Ordered that the judgment is affirmed.

We find unpersuasive the defendant’s contention that a New York State Police Trooper acted illegally in requiring him to exit the vehicle in which he was a passenger. The hearing evidence demonstrates that the trooper, working alone, had lawfully stopped the subject automobile for violations of the Vehicle and Traffic Law (see, People v Ingle, 36 NY2d 413; People v Pincus, 184 AD2d 666; People v Foster, 173 AD2d 841) and was engaged in placing the operator of the vehicle under arrest and conducting a search of his person at the rear of the automobile.
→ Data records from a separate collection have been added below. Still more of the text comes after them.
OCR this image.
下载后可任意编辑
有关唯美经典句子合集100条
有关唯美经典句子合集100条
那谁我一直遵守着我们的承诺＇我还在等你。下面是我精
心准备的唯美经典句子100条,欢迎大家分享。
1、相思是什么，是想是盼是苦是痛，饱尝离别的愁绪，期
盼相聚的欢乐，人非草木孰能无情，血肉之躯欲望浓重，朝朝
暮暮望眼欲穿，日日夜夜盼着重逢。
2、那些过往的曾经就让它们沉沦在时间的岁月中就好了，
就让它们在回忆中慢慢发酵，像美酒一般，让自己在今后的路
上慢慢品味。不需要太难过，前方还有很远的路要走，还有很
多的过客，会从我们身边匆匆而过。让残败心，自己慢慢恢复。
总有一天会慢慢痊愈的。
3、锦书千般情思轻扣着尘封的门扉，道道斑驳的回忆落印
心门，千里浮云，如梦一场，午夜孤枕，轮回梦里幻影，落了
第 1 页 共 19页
Hence, the trooper’s direction that the defendant exit the vehicle was a lawful and appropriate safety precaution (see, People v Robinson, 74 NY2d 773, cert denied 493 US 966; People v Sprinkler, 198 AD2d 313; People v Rodriguez, 167 AD2d 122; People v Babarcich, 166 AD2d 655). Moreover, the defendant’s act of discarding a cut plastic straw containing what appeared to be narcotics residue provided ample probable cause for his arrest on a drug possession charge.

Similarly unavailing is the defendant’s contention that the warrantless search of his person was unlawful. During a pat-down, the trooper discovered a suspicious bulge in the crotch area of the defendant’s pants, and a substantial quantity of narcotics was subsequently seized from the defendant’s person *539pursuant to a search incident to his lawful arrest (see, People v Perel, 34 NY2d 462; People v Perez, 135 AD2d 582; People v Castro, 130 AD2d 501). The mere fact that the defendant was transported to the State Police barracks prior to the search, and that the search involved the partial removal of his pants, did not render the police conduct constitutionally infirm (see generally, People v Smith, 59 NY2d 454, 458; People v Be Santis, 46 NY2d 82, 88, cert denied 443 US 912). Accordingly, the hearing evidence supported the County Court’s denial of suppression, and we discern no basis for disturbing that determination (see, e.g., People v Dent, 149 AD2d 725). Balletta, J. P., Pizzuto, Altman and Hart, JJ., concur.